From 1701 the Danish Naval officers were educated at the Naval Academy. The education consisted of theoretical as well as practical elements and it can be seen as a precursor of the formalized non-military training of engineers. Every year four of the most gifted cadets were chosen to participate in a so-called educational journey to England, Holland and France, three of the most prominent seafaring nations of the 18th century.
On these journeys the technically skilled officers gathered information on harbors, docks, slipways, ships and mechanical devices. Ships and installations were measured up and models were made after the complicated machines. The officers also kept diaries with notes on processing- and production methods. Through the Danish envoys this information was sent to the Admiralty in Copenhagen, where the latest news in the fields of science and technology was studied with great interest.

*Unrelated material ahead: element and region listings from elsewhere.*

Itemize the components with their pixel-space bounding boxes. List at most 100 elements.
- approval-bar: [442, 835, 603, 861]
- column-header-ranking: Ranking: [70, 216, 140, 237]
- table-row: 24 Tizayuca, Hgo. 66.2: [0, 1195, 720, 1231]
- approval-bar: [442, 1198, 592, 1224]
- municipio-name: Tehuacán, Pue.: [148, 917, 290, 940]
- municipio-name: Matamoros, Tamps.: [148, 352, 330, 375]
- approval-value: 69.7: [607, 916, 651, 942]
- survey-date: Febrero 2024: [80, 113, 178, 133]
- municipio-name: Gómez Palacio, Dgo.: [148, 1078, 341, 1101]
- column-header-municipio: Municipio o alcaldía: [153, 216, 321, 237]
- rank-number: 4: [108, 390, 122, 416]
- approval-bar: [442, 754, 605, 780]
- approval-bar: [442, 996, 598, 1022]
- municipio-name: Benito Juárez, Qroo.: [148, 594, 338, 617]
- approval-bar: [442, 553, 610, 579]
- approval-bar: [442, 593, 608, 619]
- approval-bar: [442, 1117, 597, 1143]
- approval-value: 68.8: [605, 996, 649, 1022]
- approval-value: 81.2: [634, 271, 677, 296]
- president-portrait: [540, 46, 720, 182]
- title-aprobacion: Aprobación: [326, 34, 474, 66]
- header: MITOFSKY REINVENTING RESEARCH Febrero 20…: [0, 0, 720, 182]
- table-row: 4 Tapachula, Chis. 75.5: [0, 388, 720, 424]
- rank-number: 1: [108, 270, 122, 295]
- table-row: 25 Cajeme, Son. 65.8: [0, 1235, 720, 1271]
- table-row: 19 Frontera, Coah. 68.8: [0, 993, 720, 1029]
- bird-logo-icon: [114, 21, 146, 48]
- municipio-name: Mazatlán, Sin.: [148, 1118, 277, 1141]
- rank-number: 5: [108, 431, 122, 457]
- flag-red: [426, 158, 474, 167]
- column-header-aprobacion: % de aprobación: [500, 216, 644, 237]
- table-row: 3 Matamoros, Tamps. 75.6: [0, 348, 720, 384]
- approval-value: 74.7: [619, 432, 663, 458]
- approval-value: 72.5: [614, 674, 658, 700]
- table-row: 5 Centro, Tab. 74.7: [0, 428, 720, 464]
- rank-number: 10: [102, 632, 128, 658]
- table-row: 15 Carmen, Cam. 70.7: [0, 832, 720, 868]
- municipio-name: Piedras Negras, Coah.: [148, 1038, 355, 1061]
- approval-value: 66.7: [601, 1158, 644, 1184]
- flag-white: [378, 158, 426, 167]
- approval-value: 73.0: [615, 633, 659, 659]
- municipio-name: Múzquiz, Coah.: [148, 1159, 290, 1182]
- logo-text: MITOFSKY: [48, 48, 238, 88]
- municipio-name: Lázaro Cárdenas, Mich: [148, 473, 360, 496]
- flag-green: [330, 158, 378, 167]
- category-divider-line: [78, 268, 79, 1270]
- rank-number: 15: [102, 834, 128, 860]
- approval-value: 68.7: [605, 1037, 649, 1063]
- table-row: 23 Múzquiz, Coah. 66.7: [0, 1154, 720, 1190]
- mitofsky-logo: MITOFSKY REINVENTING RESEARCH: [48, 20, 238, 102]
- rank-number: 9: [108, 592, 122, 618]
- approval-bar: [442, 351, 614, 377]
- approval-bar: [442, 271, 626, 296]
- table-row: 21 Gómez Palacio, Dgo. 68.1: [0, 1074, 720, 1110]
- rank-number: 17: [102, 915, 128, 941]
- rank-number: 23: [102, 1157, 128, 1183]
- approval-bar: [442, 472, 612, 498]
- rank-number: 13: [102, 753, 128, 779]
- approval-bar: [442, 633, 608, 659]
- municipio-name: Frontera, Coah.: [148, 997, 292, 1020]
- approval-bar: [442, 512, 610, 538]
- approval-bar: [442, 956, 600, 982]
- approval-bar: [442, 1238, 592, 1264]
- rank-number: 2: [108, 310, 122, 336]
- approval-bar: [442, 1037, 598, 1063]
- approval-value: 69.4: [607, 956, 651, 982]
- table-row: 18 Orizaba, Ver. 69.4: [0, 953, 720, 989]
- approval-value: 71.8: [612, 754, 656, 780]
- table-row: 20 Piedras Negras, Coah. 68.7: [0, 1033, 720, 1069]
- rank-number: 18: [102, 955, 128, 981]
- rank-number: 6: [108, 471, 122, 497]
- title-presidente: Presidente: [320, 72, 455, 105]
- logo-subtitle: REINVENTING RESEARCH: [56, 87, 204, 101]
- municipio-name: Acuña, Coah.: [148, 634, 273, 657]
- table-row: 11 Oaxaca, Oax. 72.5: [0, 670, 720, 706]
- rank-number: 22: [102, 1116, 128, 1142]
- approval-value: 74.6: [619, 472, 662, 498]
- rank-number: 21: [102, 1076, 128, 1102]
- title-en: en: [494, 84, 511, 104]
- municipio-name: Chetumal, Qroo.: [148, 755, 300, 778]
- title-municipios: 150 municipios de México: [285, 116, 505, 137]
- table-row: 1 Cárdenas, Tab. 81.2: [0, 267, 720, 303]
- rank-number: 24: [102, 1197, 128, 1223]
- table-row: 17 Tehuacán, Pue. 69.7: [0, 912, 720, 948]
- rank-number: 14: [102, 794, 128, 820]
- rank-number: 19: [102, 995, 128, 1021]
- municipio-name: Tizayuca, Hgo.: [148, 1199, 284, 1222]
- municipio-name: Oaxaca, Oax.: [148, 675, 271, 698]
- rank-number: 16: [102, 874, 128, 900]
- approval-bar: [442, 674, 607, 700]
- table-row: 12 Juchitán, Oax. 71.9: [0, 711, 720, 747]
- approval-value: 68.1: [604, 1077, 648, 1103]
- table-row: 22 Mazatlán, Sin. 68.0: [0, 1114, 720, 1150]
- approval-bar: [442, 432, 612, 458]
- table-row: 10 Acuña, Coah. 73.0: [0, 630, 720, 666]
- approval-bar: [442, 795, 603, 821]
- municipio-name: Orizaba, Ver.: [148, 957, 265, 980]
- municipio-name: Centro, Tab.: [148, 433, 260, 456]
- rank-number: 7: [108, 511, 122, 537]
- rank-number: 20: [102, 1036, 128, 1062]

The reports dealt not only with matters of maritime technology. They often also contained drawings and models of non-military technology, which were readily put at the disposal of the still embryonic Danish industry. In reality, the journeys were virtual acts of espionage, which could, had the secret been disclosed, have led to a prison- or death sentence for the officers involved. The Admiralty, however, chose to take the risk since the journeys saved the Danish State a great deal of money. Through this untraditional procedure Denmark succeeded in getting access to the newest technology without having to allocate large sums of money for research and development.

We now find the vestiges of the journeys of the naval officers in the Royal Danish Naval Museum and in the Danish National Archives. These are vestiges that bear witness to the technological accomplishments of the day but which due to wars and fires can no longer be found in other countries.